Robert Dietz, chief economist for the National Association of Home Builders (NAHB) estimates BTR added about 12,000 single-family houses to the rental stock during Q4 of 2020, up from around 6,000 in 2019. All told there were 44,000 units built-to-rent during the year.

These are not individual houses tucked into suburban neighborhoods but entire new rental communities. Rather than entry level, they are typically two to four bedrooms, many with patios, 10-foot ceilings, and high-end finishes.

Even as the pandemic seems to (hopefully) be winding down, there are no signs that the BTR market is doing the same. Les Shaver, writing in Globe.St says a new partnership between Invesco Real Estate and Mynd Management is planning to invest $5 billion to purchase 20,000 single-family rentals over the next three years. Shaver says Walker & Dunlop Investment Partners estimates the single-family rental market has a value of $3.4 trillion. By comparison, the entire multifamily market is estimated at $3.5 trillion.

The Globe.St article quotes Sudha Reddy, principal of Haven Realty Capital, a group that has partnered with builders to acquire homes. "SFR operators like Haven can be a great sales channel for builders who are open to selling an entire rental community to one buyer instead of to numerous individual buyers. This type of transaction can decrease the total hold period for a builder as operators can typically acquire phases of homes more quickly than individual buyers can buy phases of homes." 
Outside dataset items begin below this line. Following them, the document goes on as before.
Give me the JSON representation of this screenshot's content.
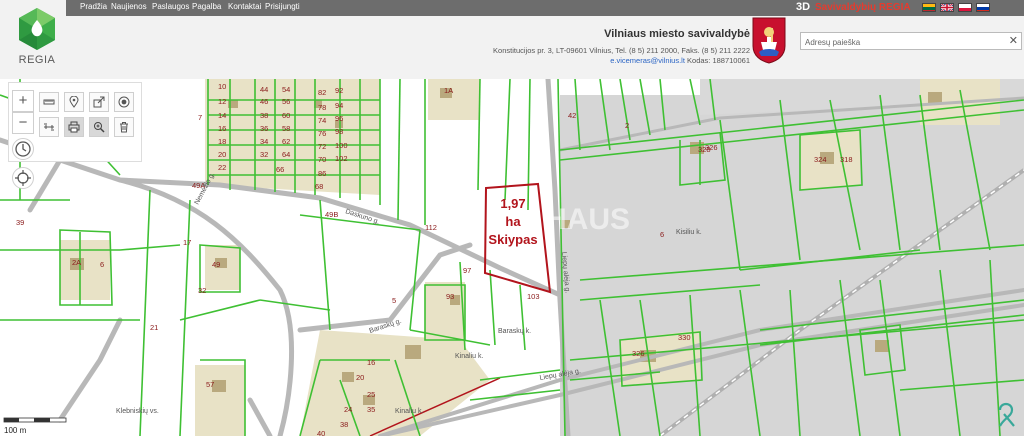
{
  "nav": {
    "items": [
      "Pradžia",
      "Naujienos",
      "Paslaugos",
      "Pagalba",
      "Kontaktai",
      "Prisijungti"
    ]
  },
  "logo": {
    "text": "REGIA"
  },
  "brand": {
    "prefix": "3D",
    "name": "Savivaldybių REGIA",
    "accent": "#e63b2e"
  },
  "languages": [
    "lt",
    "en",
    "pl",
    "ru"
  ],
  "municipality": {
    "title": "Vilniaus miesto savivaldybė",
    "address": "Konstitucijos pr. 3, LT-09601 Vilnius, Tel. (8 5) 211 2000, Faks. (8 5) 211 2222",
    "email": "e.vicemeras@vilnius.lt",
    "code": " Kodas: 188710061"
  },
  "search": {
    "placeholder": "Adresų paieška"
  },
  "map": {
    "plot_label": [
      "1,97",
      "ha",
      "Skiypas"
    ],
    "watermark": "HAUS",
    "scale_label": "100 m",
    "colors": {
      "boundary": "#3fc033",
      "road": "#b8b8b8",
      "plot_outline": "#b2141c",
      "label": "#8a1a1a"
    },
    "street_labels": [
      "Nemėžio g.",
      "Daskuno g.",
      "Liepų alėja g.",
      "Baraskų g.",
      "Baraskų k.",
      "Kisiliu k.",
      "Kinaliu k.",
      "Kinaliu k.",
      "Klebniskių vs.",
      "Liepų alėja g."
    ],
    "parcel_numbers": [
      "10",
      "44",
      "54",
      "12",
      "46",
      "56",
      "14",
      "38",
      "60",
      "16",
      "36",
      "58",
      "18",
      "34",
      "62",
      "20",
      "32",
      "64",
      "22",
      "66",
      "82",
      "92",
      "78",
      "94",
      "74",
      "96",
      "76",
      "98",
      "72",
      "100",
      "70",
      "102",
      "86",
      "68",
      "7",
      "49A",
      "49B",
      "112",
      "97",
      "103",
      "93",
      "5",
      "39",
      "17",
      "49",
      "32",
      "21",
      "6",
      "57",
      "16",
      "20",
      "25",
      "24",
      "35",
      "38",
      "40",
      "42",
      "2",
      "6",
      "326",
      "328",
      "330",
      "324",
      "318",
      "326",
      "1A",
      "2A",
      "16",
      "8"
    ]
  }
}
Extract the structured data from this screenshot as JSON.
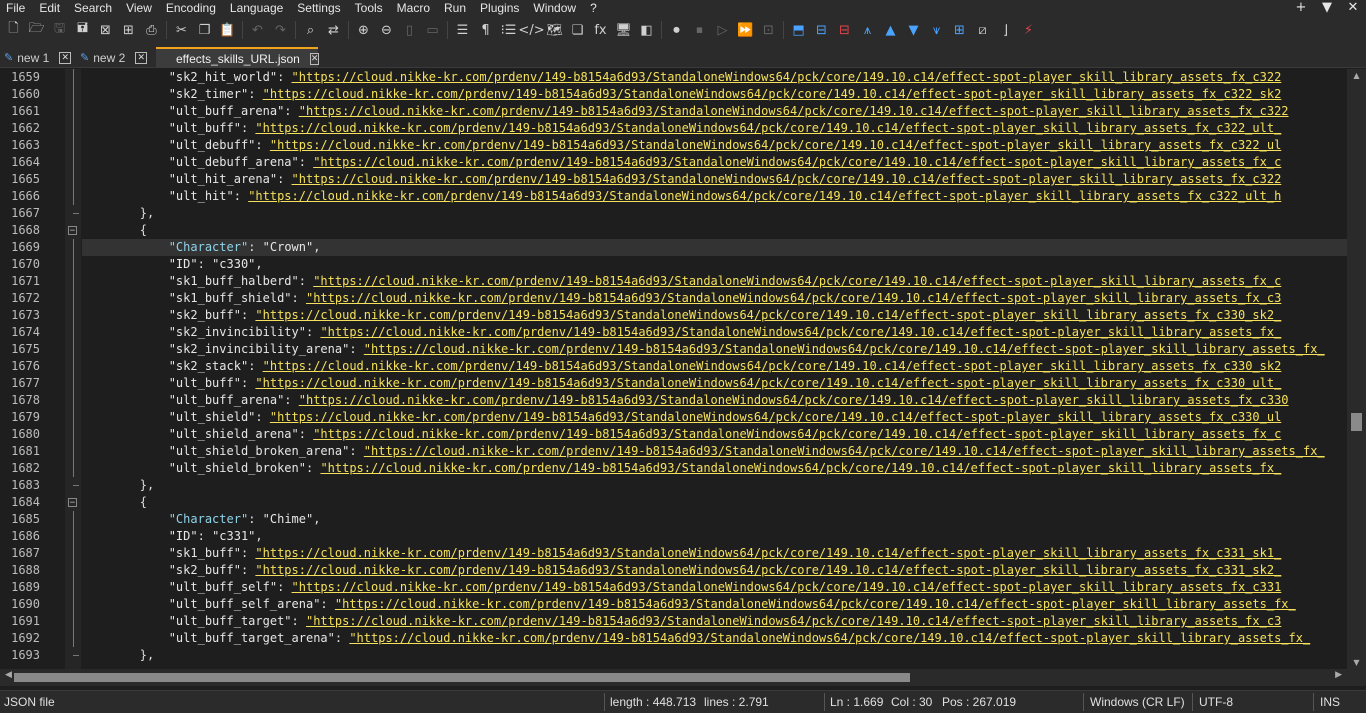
{
  "menu": {
    "items": [
      "File",
      "Edit",
      "Search",
      "View",
      "Encoding",
      "Language",
      "Settings",
      "Tools",
      "Macro",
      "Run",
      "Plugins",
      "Window",
      "?"
    ],
    "right": [
      "+",
      "▼",
      "✕"
    ]
  },
  "toolbar": {
    "icons": [
      {
        "name": "new-file-icon",
        "glyph": "🗋"
      },
      {
        "name": "open-file-icon",
        "glyph": "🗁"
      },
      {
        "name": "save-icon",
        "glyph": "🖫",
        "dim": true
      },
      {
        "name": "save-all-icon",
        "glyph": "🖬"
      },
      {
        "name": "close-icon",
        "glyph": "⊠"
      },
      {
        "name": "close-all-icon",
        "glyph": "⊞"
      },
      {
        "name": "print-icon",
        "glyph": "⎙"
      },
      {
        "name": "sep"
      },
      {
        "name": "cut-icon",
        "glyph": "✂"
      },
      {
        "name": "copy-icon",
        "glyph": "❐"
      },
      {
        "name": "paste-icon",
        "glyph": "📋"
      },
      {
        "name": "sep"
      },
      {
        "name": "undo-icon",
        "glyph": "↶",
        "dim": true
      },
      {
        "name": "redo-icon",
        "glyph": "↷",
        "dim": true
      },
      {
        "name": "sep"
      },
      {
        "name": "find-icon",
        "glyph": "⌕"
      },
      {
        "name": "replace-icon",
        "glyph": "⇄"
      },
      {
        "name": "sep"
      },
      {
        "name": "zoom-in-icon",
        "glyph": "⊕"
      },
      {
        "name": "zoom-out-icon",
        "glyph": "⊖"
      },
      {
        "name": "sync-vertical-icon",
        "glyph": "▯",
        "dim": true
      },
      {
        "name": "sync-horizontal-icon",
        "glyph": "▭",
        "dim": true
      },
      {
        "name": "sep"
      },
      {
        "name": "word-wrap-icon",
        "glyph": "☰"
      },
      {
        "name": "show-all-chars-icon",
        "glyph": "¶"
      },
      {
        "name": "indent-guide-icon",
        "glyph": "⁝☰"
      },
      {
        "name": "xml-icon",
        "glyph": "</>"
      },
      {
        "name": "doc-map-icon",
        "glyph": "🗺"
      },
      {
        "name": "doc-list-icon",
        "glyph": "❏"
      },
      {
        "name": "function-list-icon",
        "glyph": "fx"
      },
      {
        "name": "folder-workspace-icon",
        "glyph": "🖥"
      },
      {
        "name": "monitoring-icon",
        "glyph": "◧"
      },
      {
        "name": "sep"
      },
      {
        "name": "record-macro-icon",
        "glyph": "⏺"
      },
      {
        "name": "stop-macro-icon",
        "glyph": "⏹",
        "dim": true
      },
      {
        "name": "play-macro-icon",
        "glyph": "▷",
        "dim": true
      },
      {
        "name": "run-macro-multiple-icon",
        "glyph": "⏩"
      },
      {
        "name": "save-macro-icon",
        "glyph": "⊡",
        "dim": true
      },
      {
        "name": "sep"
      },
      {
        "name": "plugin-a-icon",
        "glyph": "⬒",
        "blue": true
      },
      {
        "name": "plugin-b-icon",
        "glyph": "⊟",
        "blue": true
      },
      {
        "name": "plugin-c-icon",
        "glyph": "⊟",
        "red": true
      },
      {
        "name": "plugin-d-icon",
        "glyph": "⩚",
        "blue": true
      },
      {
        "name": "move-up-icon",
        "glyph": "▲",
        "blue": true
      },
      {
        "name": "move-down-icon",
        "glyph": "▼",
        "blue": true
      },
      {
        "name": "plugin-e-icon",
        "glyph": "⩛",
        "blue": true
      },
      {
        "name": "plugin-f-icon",
        "glyph": "⊞",
        "blue": true
      },
      {
        "name": "plugin-g-icon",
        "glyph": "⧄"
      },
      {
        "name": "plugin-h-icon",
        "glyph": "⌋"
      },
      {
        "name": "plugin-i-icon",
        "glyph": "⚡",
        "red": true
      }
    ]
  },
  "tabs": [
    {
      "label": "new 1",
      "close": "✕",
      "active": false
    },
    {
      "label": "new 2",
      "close": "✕",
      "active": false
    },
    {
      "label": "effects_skills_URL.json",
      "close": "✕",
      "active": true
    }
  ],
  "url_prefix": "https://cloud.nikke-kr.com/prdenv/149-b8154a6d93/StandaloneWindows64/pck/core/149.10.c14/effect-spot-player_skill_library_assets_fx_",
  "lines": [
    {
      "n": "1659",
      "indent": "            ",
      "key": "sk2_hit_world",
      "suffix": "c322"
    },
    {
      "n": "1660",
      "indent": "            ",
      "key": "sk2_timer",
      "suffix": "c322_sk2"
    },
    {
      "n": "1661",
      "indent": "            ",
      "key": "ult_buff_arena",
      "suffix": "c322"
    },
    {
      "n": "1662",
      "indent": "            ",
      "key": "ult_buff",
      "suffix": "c322_ult_"
    },
    {
      "n": "1663",
      "indent": "            ",
      "key": "ult_debuff",
      "suffix": "c322_ul"
    },
    {
      "n": "1664",
      "indent": "            ",
      "key": "ult_debuff_arena",
      "suffix": "c"
    },
    {
      "n": "1665",
      "indent": "            ",
      "key": "ult_hit_arena",
      "suffix": "c322"
    },
    {
      "n": "1666",
      "indent": "            ",
      "key": "ult_hit",
      "suffix": "c322_ult_h"
    },
    {
      "n": "1667",
      "indent": "        ",
      "text": "},"
    },
    {
      "n": "1668",
      "indent": "        ",
      "text": "{"
    },
    {
      "n": "1669",
      "indent": "            ",
      "key": "Character",
      "value": "Crown",
      "ch": true,
      "current": true
    },
    {
      "n": "1670",
      "indent": "            ",
      "key": "ID",
      "value": "c330"
    },
    {
      "n": "1671",
      "indent": "            ",
      "key": "sk1_buff_halberd",
      "suffix": "c"
    },
    {
      "n": "1672",
      "indent": "            ",
      "key": "sk1_buff_shield",
      "suffix": "c3"
    },
    {
      "n": "1673",
      "indent": "            ",
      "key": "sk2_buff",
      "suffix": "c330_sk2_"
    },
    {
      "n": "1674",
      "indent": "            ",
      "key": "sk2_invincibility",
      "suffix": ""
    },
    {
      "n": "1675",
      "indent": "            ",
      "key": "sk2_invincibility_arena",
      "suffix": ""
    },
    {
      "n": "1676",
      "indent": "            ",
      "key": "sk2_stack",
      "suffix": "c330_sk2"
    },
    {
      "n": "1677",
      "indent": "            ",
      "key": "ult_buff",
      "suffix": "c330_ult_"
    },
    {
      "n": "1678",
      "indent": "            ",
      "key": "ult_buff_arena",
      "suffix": "c330"
    },
    {
      "n": "1679",
      "indent": "            ",
      "key": "ult_shield",
      "suffix": "c330_ul"
    },
    {
      "n": "1680",
      "indent": "            ",
      "key": "ult_shield_arena",
      "suffix": "c"
    },
    {
      "n": "1681",
      "indent": "            ",
      "key": "ult_shield_broken_arena",
      "suffix": ""
    },
    {
      "n": "1682",
      "indent": "            ",
      "key": "ult_shield_broken",
      "suffix": ""
    },
    {
      "n": "1683",
      "indent": "        ",
      "text": "},"
    },
    {
      "n": "1684",
      "indent": "        ",
      "text": "{"
    },
    {
      "n": "1685",
      "indent": "            ",
      "key": "Character",
      "value": "Chime",
      "ch": true
    },
    {
      "n": "1686",
      "indent": "            ",
      "key": "ID",
      "value": "c331"
    },
    {
      "n": "1687",
      "indent": "            ",
      "key": "sk1_buff",
      "suffix": "c331_sk1_"
    },
    {
      "n": "1688",
      "indent": "            ",
      "key": "sk2_buff",
      "suffix": "c331_sk2_"
    },
    {
      "n": "1689",
      "indent": "            ",
      "key": "ult_buff_self",
      "suffix": "c331"
    },
    {
      "n": "1690",
      "indent": "            ",
      "key": "ult_buff_self_arena",
      "suffix": ""
    },
    {
      "n": "1691",
      "indent": "            ",
      "key": "ult_buff_target",
      "suffix": "c3"
    },
    {
      "n": "1692",
      "indent": "            ",
      "key": "ult_buff_target_arena",
      "suffix": ""
    },
    {
      "n": "1693",
      "indent": "        ",
      "text": "},"
    }
  ],
  "status": {
    "file_type": "JSON file",
    "length": "length : 448.713",
    "lines": "lines : 2.791",
    "ln": "Ln : 1.669",
    "col": "Col : 30",
    "pos": "Pos : 267.019",
    "eol": "Windows (CR LF)",
    "encoding": "UTF-8",
    "ins": "INS"
  }
}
Issuance of commercial mortgage-backed securities (CMBS) has increased along with this activity. Issuances in the single-family rental sector doubled last year to $8.3 billion despite the pandemic which hobbled other asset classes.
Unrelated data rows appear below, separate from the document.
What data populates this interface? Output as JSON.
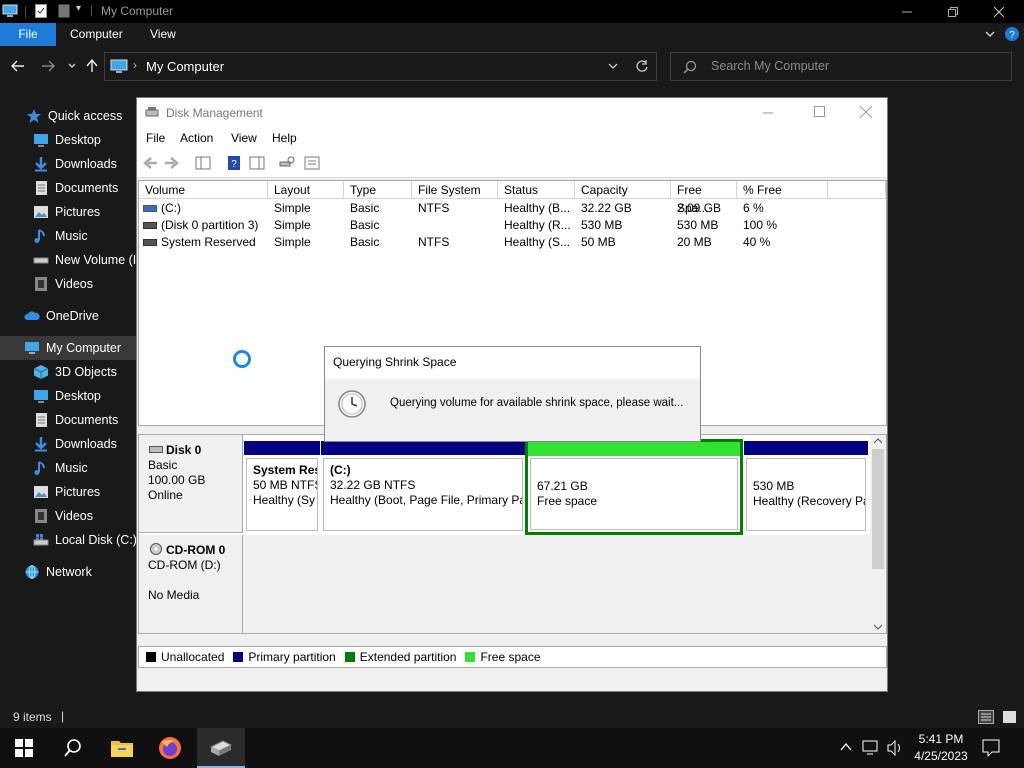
{
  "explorer": {
    "title": "My Computer",
    "ribbon_tabs": [
      "File",
      "Computer",
      "View"
    ],
    "address": "My Computer",
    "search_placeholder": "Search My Computer",
    "status_items": "9 items",
    "sidebar": {
      "quick_access": "Quick access",
      "quick_items": [
        "Desktop",
        "Downloads",
        "Documents",
        "Pictures",
        "Music",
        "New Volume (I:)",
        "Videos"
      ],
      "onedrive": "OneDrive",
      "my_computer": "My Computer",
      "computer_items": [
        "3D Objects",
        "Desktop",
        "Documents",
        "Downloads",
        "Music",
        "Pictures",
        "Videos",
        "Local Disk (C:)"
      ],
      "network": "Network"
    }
  },
  "disk_management": {
    "title": "Disk Management",
    "menu": [
      "File",
      "Action",
      "View",
      "Help"
    ],
    "columns": [
      "Volume",
      "Layout",
      "Type",
      "File System",
      "Status",
      "Capacity",
      "Free Spa...",
      "% Free"
    ],
    "rows": [
      [
        "(C:)",
        "Simple",
        "Basic",
        "NTFS",
        "Healthy (B...",
        "32.22 GB",
        "2.09 GB",
        "6 %"
      ],
      [
        "(Disk 0 partition 3)",
        "Simple",
        "Basic",
        "",
        "Healthy (R...",
        "530 MB",
        "530 MB",
        "100 %"
      ],
      [
        "System Reserved",
        "Simple",
        "Basic",
        "NTFS",
        "Healthy (S...",
        "50 MB",
        "20 MB",
        "40 %"
      ]
    ],
    "disk0": {
      "name": "Disk 0",
      "type": "Basic",
      "size": "100.00 GB",
      "state": "Online",
      "partitions": [
        {
          "title": "System Res",
          "line1": "50 MB NTFS",
          "line2": "Healthy (Sy"
        },
        {
          "title": "(C:)",
          "line1": "32.22 GB NTFS",
          "line2": "Healthy (Boot, Page File, Primary Pa"
        },
        {
          "title": "",
          "line1": "67.21 GB",
          "line2": "Free space"
        },
        {
          "title": "",
          "line1": "530 MB",
          "line2": "Healthy (Recovery Pa"
        }
      ]
    },
    "cdrom0": {
      "name": "CD-ROM 0",
      "drive": "CD-ROM (D:)",
      "media": "No Media"
    },
    "legend": [
      "Unallocated",
      "Primary partition",
      "Extended partition",
      "Free space"
    ],
    "colors": {
      "unallocated": "#000000",
      "primary": "#000080",
      "extended": "#008000",
      "free": "#00ee00"
    }
  },
  "dialog": {
    "title": "Querying Shrink Space",
    "message": "Querying volume for available shrink space, please wait..."
  },
  "taskbar": {
    "time": "5:41 PM",
    "date": "4/25/2023"
  }
}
While the initial entry of Wall Street into the single-family rental business might have been welcomed, their continued presence is less so. National Association of Realtors chief economist Lawrence Yun has frequently mentioned their holdings as one of the reasons for the severe lack of housing inventory. Back in 2017, Fannie Mae announced a "pilot program" in which it provided a $1 billion mortgage and unleashed a storm of protests from NAR and housing advocacy groups. Fannie Mae quickly scuttled the program.

Given the concern over the lack of new home building, especially at entry level, Yun and others are not going to be happy to hear about recent home builder activity. Toll Brothers, in a joint venture with BB Living is investing $60 million into single-family BTRs, working initially in Boise, Dallas, Texas, Houston, and Jacksonville, Florida. ECR Homebuilders is launching an IPO, hoping to raise $100 million for 1,000 BTRs, also in Florida.
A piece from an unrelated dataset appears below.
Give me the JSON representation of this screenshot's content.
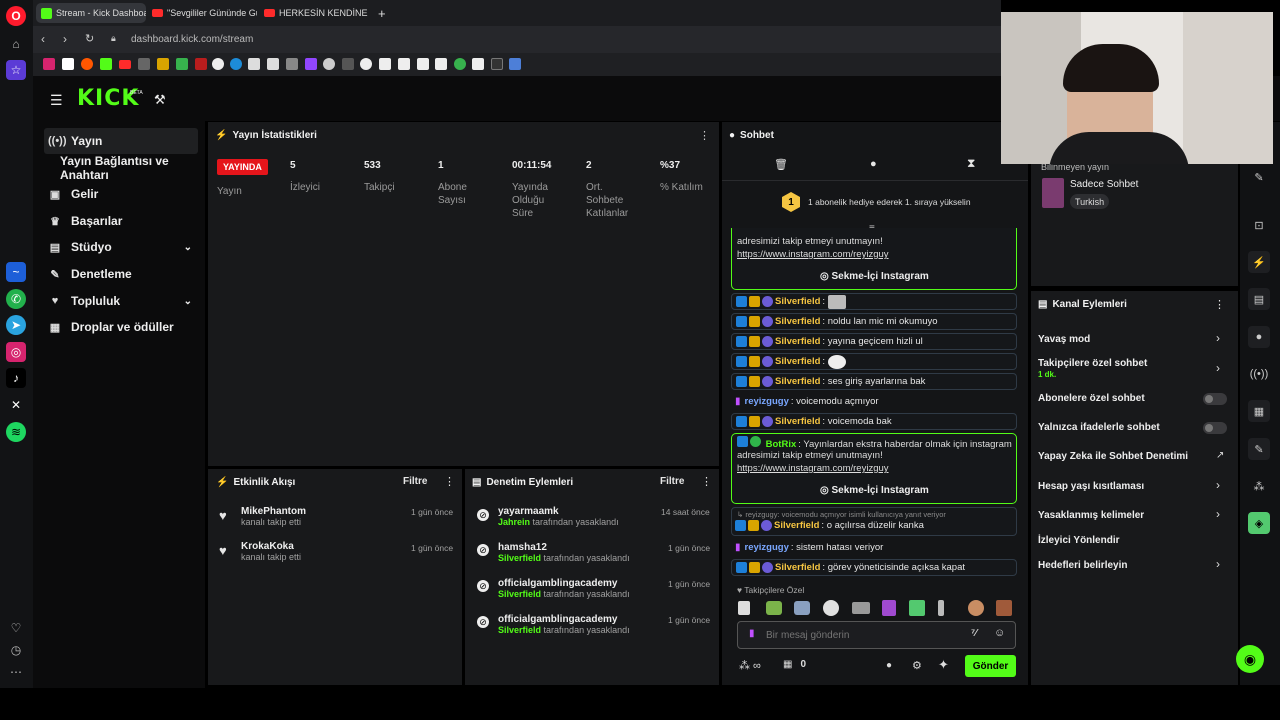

The first project of DH Horton's new subsidiary, DHI Residential is now coming on line near Charlotte, North Carolina. Harrison Trace's homes will have three to five bedrooms, 2.5 to three baths, range from 1,360 to 2,368 sf, and rent for as low as $1,745 per month. They have smart home tech features, stainless steel appliances, and a one- or two-car garage.

It's not clear where this is going. Builders may decide they don't like landlordship and bail out in a few years although, given the congregate form of these homes it might not be easy to sell them individually. The rapid entry of so many entities into the sector may lead to oversupply and dropping profits.  However, BTR probably doesn't bode well for new home inventories in the short run.